Shirley Witt made a quick trip to Food Town last week, and while pulling into the parking lot from Woodville Road, she committed a Code 103.

Ms. Witt had never been pulled over for a ticket. And she still hadn't.

Instead of reaching for his citation book, Sergeant Goodenough handed her a coupon - shaped like a dollar bill - from Marco's Pizza.

The coupon is good for a free order of Cheezy bread with a pizza purchase.

Ms. Witt was rewarded for her good driving skills - that's a Code 103.

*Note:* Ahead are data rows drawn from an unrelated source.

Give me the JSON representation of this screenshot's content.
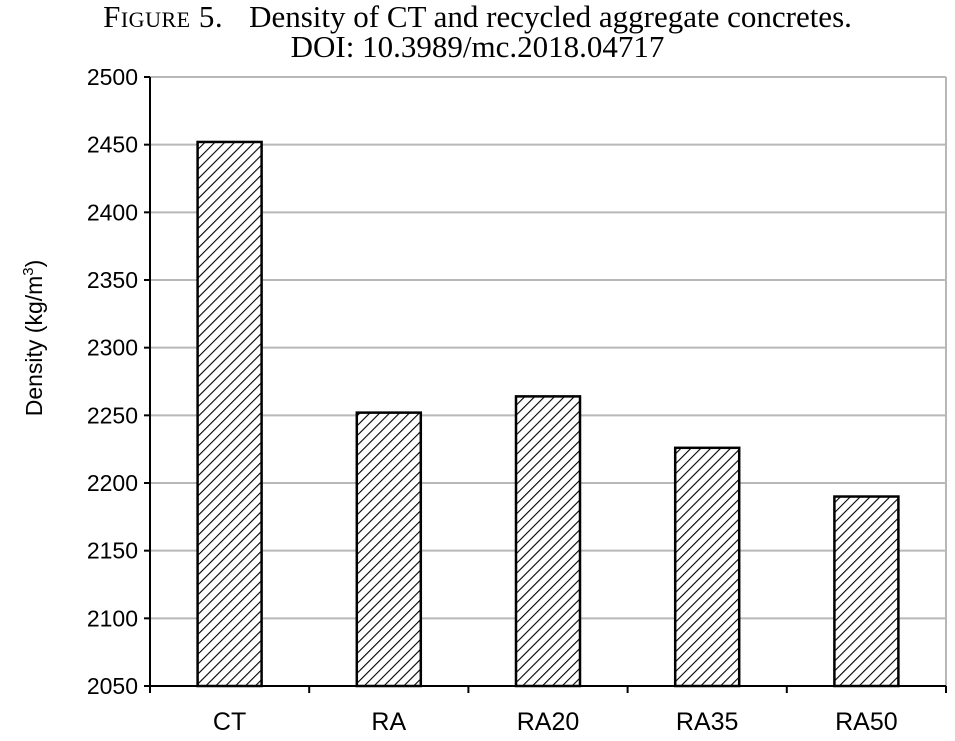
{
  "caption": {
    "label": "Figure 5.",
    "text": "Density of CT and recycled aggregate concretes.",
    "doi": "DOI: 10.3989/mc.2018.04717"
  },
  "chart_data": {
    "type": "bar",
    "categories": [
      "CT",
      "RA",
      "RA20",
      "RA35",
      "RA50"
    ],
    "values": [
      2452,
      2252,
      2264,
      2226,
      2190
    ],
    "ylabel": "Density (kg/m³)",
    "ylabel_base": "Density (kg/m",
    "ylabel_sup": "3",
    "ylabel_close": ")",
    "ylim": [
      2050,
      2500
    ],
    "yticks": [
      2050,
      2100,
      2150,
      2200,
      2250,
      2300,
      2350,
      2400,
      2450,
      2500
    ],
    "grid": true,
    "legend": "none",
    "fill_pattern": "diagonal-hatch",
    "colors": {
      "bar_stroke": "#000000",
      "hatch": "#000000",
      "grid": "#b8b8b8",
      "axis": "#000000"
    }
  }
}
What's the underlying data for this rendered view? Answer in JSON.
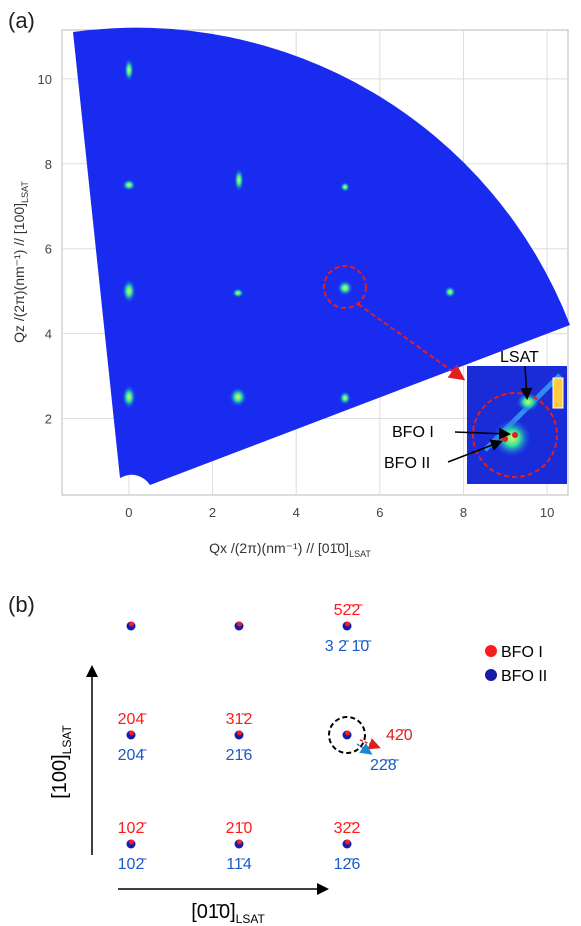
{
  "panel_a": {
    "label": "(a)",
    "x_axis_label": {
      "main": "Qx /(2π)(nm⁻¹) // [01̄0]",
      "sub": "LSAT"
    },
    "y_axis_label": {
      "main": "Qz /(2π)(nm⁻¹) // [100]",
      "sub": "LSAT"
    },
    "xlim": [
      -1.6,
      10.5
    ],
    "ylim": [
      0.2,
      11.15
    ],
    "xticks": [
      0,
      2,
      4,
      6,
      8,
      10
    ],
    "yticks": [
      2,
      4,
      6,
      8,
      10
    ],
    "inset_labels": {
      "lsat": "LSAT",
      "bfo1": "BFO I",
      "bfo2": "BFO II"
    }
  },
  "panel_b": {
    "label": "(b)",
    "axis_up": {
      "main": "[100]",
      "sub": "LSAT"
    },
    "axis_right": {
      "main": "[01̄0]",
      "sub": "LSAT"
    },
    "legend": [
      {
        "name": "BFO I",
        "color": "#ff1a1a"
      },
      {
        "name": "BFO II",
        "color": "#1a1aa8"
      }
    ],
    "labels": [
      {
        "red": "52̄2̄",
        "blue": "3 2̄ 1̄0̄"
      },
      {
        "red": "204̄",
        "blue": "204̄"
      },
      {
        "red": "31̄2",
        "blue": "21̄6"
      },
      {
        "red": "102̄",
        "blue": "102̄"
      },
      {
        "red": "21̄0",
        "blue": "11̄4"
      },
      {
        "red": "32̄2",
        "blue": "12̄6"
      }
    ],
    "callout": {
      "red": "42̄0",
      "blue": "22̄8̄"
    }
  }
}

She drove straight and narrow down the lane, had a smooth turn, and used her signal, Sergeant Goodenough, a 14-year-veteran, observed.

“I thought maybe I shouldn't park here,” said Ms. Witt, of Martin, after getting her coupon. “We use Marco's all the time. It's better than a ticket.”

And that's the message township police have been trying to getting across for the last month.

While township officers have given out 39 citations including 19 for speeding in August, they've also handed out several dozen coupons, rewarding motorists for good driving skills, using turn signals, and paying attention to the road instead of weaving while putting on makeup, reading, or using a cell phone.

The program continues until Thanksgiving.

“People always have the opinion that all the police do is write tickets and arrest people,” township police Chief Danny LaDuke said. “We are here to serve the public and people need to see the better side of police work.”

Chief LaDuke got the idea from his Drug Abuse Resistance Education officer, Scott Lawson. “We like to give them [drivers']attaboys,” the chief said.

Officers don't use an official traffic stop with lights on the good-driver stops.

They don't want people to get paranoid. Officers wait until a person pulls into a store or drives home.

“It's not negative. It's positive and they appreciate it,” Sergeant Goodenough, 44, said. “We get a pretty good response and they are overwhelmed.”

Soon after Ms. Witt was rewarded for her driving, the sergeant attempted to reward another driver. But while he followed the Chrysler Sebring along the two-lane Bradner Road, the driver whipped around a Pontiac Bonneville without using a turn signal.

“She can kiss [the coupon] good-bye,” Sergeant Goodenough said.

Yet over on Walbridge Road, Mary Jo Soncrant, a nurse at St. Vincent Mercy Medical Center, proved she had the right stuff.

“Fantastic,” Ms. Soncrant said. “We are always hearing the negative. ... I knew I didn't do anything wrong. I thought I had a light out.”

Since the program started, one coupon winner has walked into the police station to thank Chief LaDuke for the praise.

“She thought it was refreshing that the police were doing this,” he said.